Presenters: Gianni Francesetti, Michela Gecele, and Jan Roubal
Description:
Field perspective is receiving a growing interest in psychotherapy and psychoanalysis, and there are many different ways to understand it. In this meeting, we will share our understanding of field theory in our practice, and how the therapeutic process is a field phenomenon. In this perspective, the change is not produced by an intervention of the therapist on the client, nor by a process of collaboration between therapist and client in order to co-create the change. The process of change is rather made by the forces already active in the field and the therapist modulates their presence in order for transformations to happen. We will question why there is now an increasing interest in field perspective in clinical work and how it is related to the changes in contemporary clinical suffering. Starting from this background, we will discuss what therapy should focus on today and which kind of support is needed in our work.
Biographies:
Gianni Francesetti, MD, psychiatrist and Gestalt therapist, is an adjunct professor of phenomenological and existential approach in the Department of Psychology, University of Torino (Italy), and an international trainer and supervisor, who has published widely on psychotherapy and psychopathology. He is the co-director of the IPsiG – International Institute for Gestalt Therapy and Psychopathology (www.ipsig.it) and of the Turin School of Psychopathology. He is the president of Poiesis – Gestalt Therapy Clinical Centre of Torino and the past president of the European Association for Gestalt Therapy (EAGT) and of the Italian Federation of Psychotherapy Associations (FIAP) as well as the co-founder of IG-FEST. His last two books are Phenomenological-Gestalt Psychopathology: A Light Introduction (l’Exprimerie, Bordeaux, 2022) and (co-edited with T. Griffero) Psicopatologia e Atmosfere. Prima del soggetto e del mondo (Fioriti, 2022; first English edition, Psychopathology and Atmospheres. Neither Inside nor Outside, Cambridge Scholars Publishing, 2019). He is the co-director of the book series Prospettive psicopatologiche e psicoterapia della Gestalt (Fioriti) and of Field Perspectives and Clinical Practice: Gestalt Therapy Series Books (Routledge).

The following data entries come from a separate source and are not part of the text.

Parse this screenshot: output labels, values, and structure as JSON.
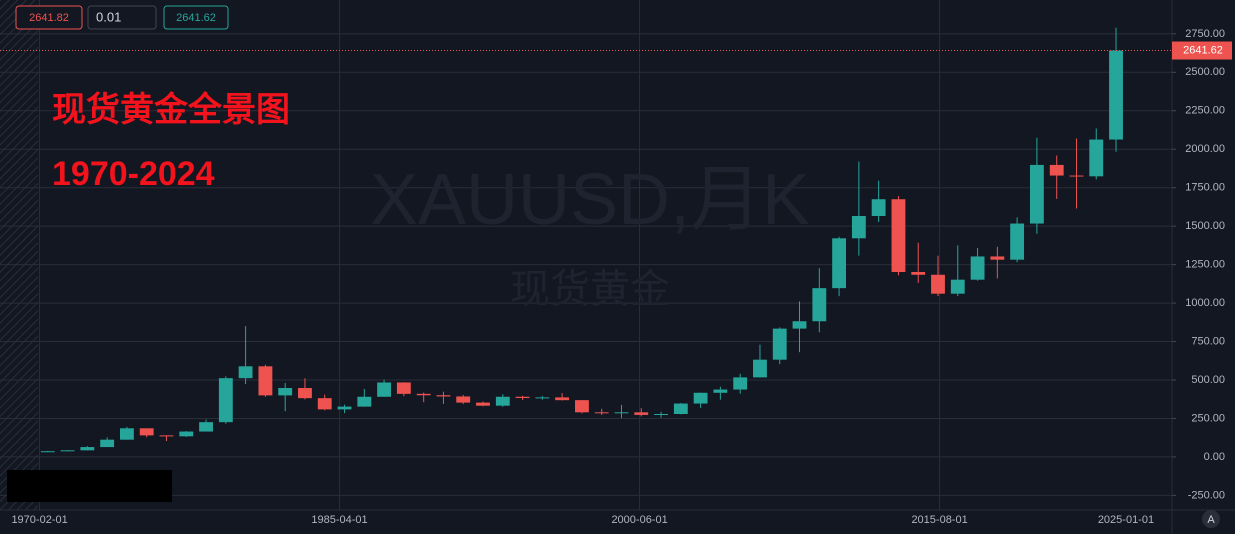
{
  "toolbar": {
    "open": "2641.82",
    "step": "0.01",
    "price": "2641.62",
    "auto_scale": "A"
  },
  "chart_data": {
    "type": "candlestick",
    "title": "现货黄金全景图",
    "subtitle": "1970-2024",
    "watermark": [
      "XAUUSD,月K",
      "现货黄金"
    ],
    "up_color": "#26a69a",
    "down_color": "#ef5350",
    "grid": true,
    "x": [
      "1970-01-01",
      "1971-01-01",
      "1972-01-01",
      "1973-01-01",
      "1974-01-01",
      "1975-01-01",
      "1976-01-01",
      "1977-01-01",
      "1978-01-01",
      "1979-01-01",
      "1980-01-01",
      "1981-01-01",
      "1982-01-01",
      "1983-01-01",
      "1984-01-01",
      "1985-01-01",
      "1986-01-01",
      "1987-01-01",
      "1988-01-01",
      "1989-01-01",
      "1990-01-01",
      "1991-01-01",
      "1992-01-01",
      "1993-01-01",
      "1994-01-01",
      "1995-01-01",
      "1996-01-01",
      "1997-01-01",
      "1998-01-01",
      "1999-01-01",
      "2000-01-01",
      "2001-01-01",
      "2002-01-01",
      "2003-01-01",
      "2004-01-01",
      "2005-01-01",
      "2006-01-01",
      "2007-01-01",
      "2008-01-01",
      "2009-01-01",
      "2010-01-01",
      "2011-01-01",
      "2012-01-01",
      "2013-01-01",
      "2014-01-01",
      "2015-01-01",
      "2016-01-01",
      "2017-01-01",
      "2018-01-01",
      "2019-01-01",
      "2020-01-01",
      "2021-01-01",
      "2022-01-01",
      "2023-01-01",
      "2024-01-01"
    ],
    "open": [
      35,
      37,
      43,
      64,
      112,
      186,
      140,
      134,
      165,
      226,
      512,
      589,
      400,
      448,
      382,
      309,
      327,
      391,
      484,
      410,
      401,
      393,
      353,
      333,
      391,
      383,
      387,
      369,
      290,
      288,
      290,
      273,
      279,
      347,
      417,
      438,
      517,
      632,
      834,
      882,
      1097,
      1421,
      1566,
      1675,
      1202,
      1184,
      1061,
      1152,
      1303,
      1282,
      1517,
      1898,
      1829,
      1824,
      2063
    ],
    "high": [
      39,
      44,
      70,
      127,
      195,
      186,
      140,
      168,
      243,
      524,
      850,
      599,
      481,
      511,
      405,
      340,
      442,
      502,
      485,
      418,
      424,
      403,
      360,
      408,
      397,
      396,
      415,
      370,
      313,
      338,
      317,
      293,
      350,
      418,
      456,
      540,
      730,
      842,
      1011,
      1227,
      1431,
      1920,
      1796,
      1695,
      1392,
      1308,
      1375,
      1358,
      1366,
      1557,
      2075,
      1959,
      2070,
      2135,
      2790
    ],
    "low": [
      35,
      37,
      43,
      64,
      112,
      128,
      103,
      130,
      165,
      216,
      474,
      391,
      297,
      374,
      303,
      285,
      326,
      390,
      395,
      356,
      345,
      344,
      330,
      326,
      370,
      372,
      367,
      283,
      273,
      252,
      263,
      255,
      277,
      319,
      372,
      411,
      517,
      603,
      681,
      810,
      1045,
      1308,
      1527,
      1180,
      1131,
      1046,
      1046,
      1146,
      1160,
      1266,
      1451,
      1677,
      1615,
      1804,
      1984
    ],
    "close": [
      37,
      43,
      64,
      112,
      186,
      140,
      134,
      165,
      226,
      512,
      589,
      400,
      448,
      382,
      309,
      327,
      391,
      484,
      410,
      401,
      393,
      353,
      333,
      391,
      383,
      387,
      369,
      290,
      288,
      290,
      273,
      279,
      347,
      417,
      438,
      517,
      632,
      834,
      882,
      1097,
      1421,
      1566,
      1675,
      1202,
      1184,
      1061,
      1152,
      1303,
      1282,
      1517,
      1898,
      1829,
      1824,
      2063,
      2641.62
    ],
    "last_price": 2641.62,
    "xlim": [
      "1968-02-01",
      "2027-05-01"
    ],
    "xticks": [
      "1970-02-01",
      "1985-04-01",
      "2000-06-01",
      "2015-08-01",
      "2025-01-01"
    ],
    "ylim": [
      -345,
      2970
    ],
    "yticks": [
      {
        "value": -250,
        "label": "-250.00"
      },
      {
        "value": 0,
        "label": "0.00"
      },
      {
        "value": 250,
        "label": "250.00"
      },
      {
        "value": 500,
        "label": "500.00"
      },
      {
        "value": 750,
        "label": "750.00"
      },
      {
        "value": 1000,
        "label": "1000.00"
      },
      {
        "value": 1250,
        "label": "1250.00"
      },
      {
        "value": 1500,
        "label": "1500.00"
      },
      {
        "value": 1750,
        "label": "1750.00"
      },
      {
        "value": 2000,
        "label": "2000.00"
      },
      {
        "value": 2250,
        "label": "2250.00"
      },
      {
        "value": 2500,
        "label": "2500.00"
      },
      {
        "value": 2750,
        "label": "2750.00"
      }
    ]
  }
}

Michela Gecele, MD, a psychiatrist and Gestalt therapist, trained in cultural anthropology. An international trainer and supervisor, she has published books, articles, and chapters on themes of psychotherapy and psychopathology, exploring clinical suffering from a phenomenological and Gestalt therapy viewpoint. Another clinical and research topic is that of cultural and intercultural issues (risks, opportunities, trauma and post-trauma, language, communication, and connections between social and cultural context and forms of illness and care). She has been working for 27 years in public mental health services and she has coordinated, in Turin, a psychological and psychiatric service for immigrants. She is the supervisor of public mental health services and of programs for immigrants. She is also a former member of the Human Rights & Social Responsibility (HR&SR) Committee of the European Association for Gestalt Therapy (EAGT). She is the co-director of the IPsiG – International Institute for Gestalt Therapy and Psychopathology (www.ipsig.it) and of the Turin School of Psychopathology as well as the co-founder of IG-FEST. She is the co-director of the book series Prospettive psicopatologiche e psicoterapia della Gestalt (Fioriti) and of Field Perspectives and Clinical Practice: Gestalt Therapy Series Books (Routledge). She has also published fiction and educational books.
Jan Roubal, MD, PhD, is an associate professor at Masaryk University in Brno, Czech Republic, where he also works in the Center for Psychotherapy Research. He works as a psychotherapist and psychiatrist. He founded the Training in Psychotherapy Integration and the training Gestalt Studia in the Czech Republic, and he also works as a psychotherapy trainer and supervisor internationally. He co-edited the books Current Psychotherapy, Gestalt Therapy in Clinical Practice: From Psychopathology to the Aesthetics of Contact, and Towards a Research Tradition in Gestalt Therapy. Recently, he published the book Don’t Get in the Way of Hope: A Therapist’s Guide Through the Depressive Field. He is a co-founder of IG-FEST. He is a co-director of the Turin School of Psychopathology and of the book series Field Perspectives and Clinical Practice: Gestalt Therapy Series Books (Routledge).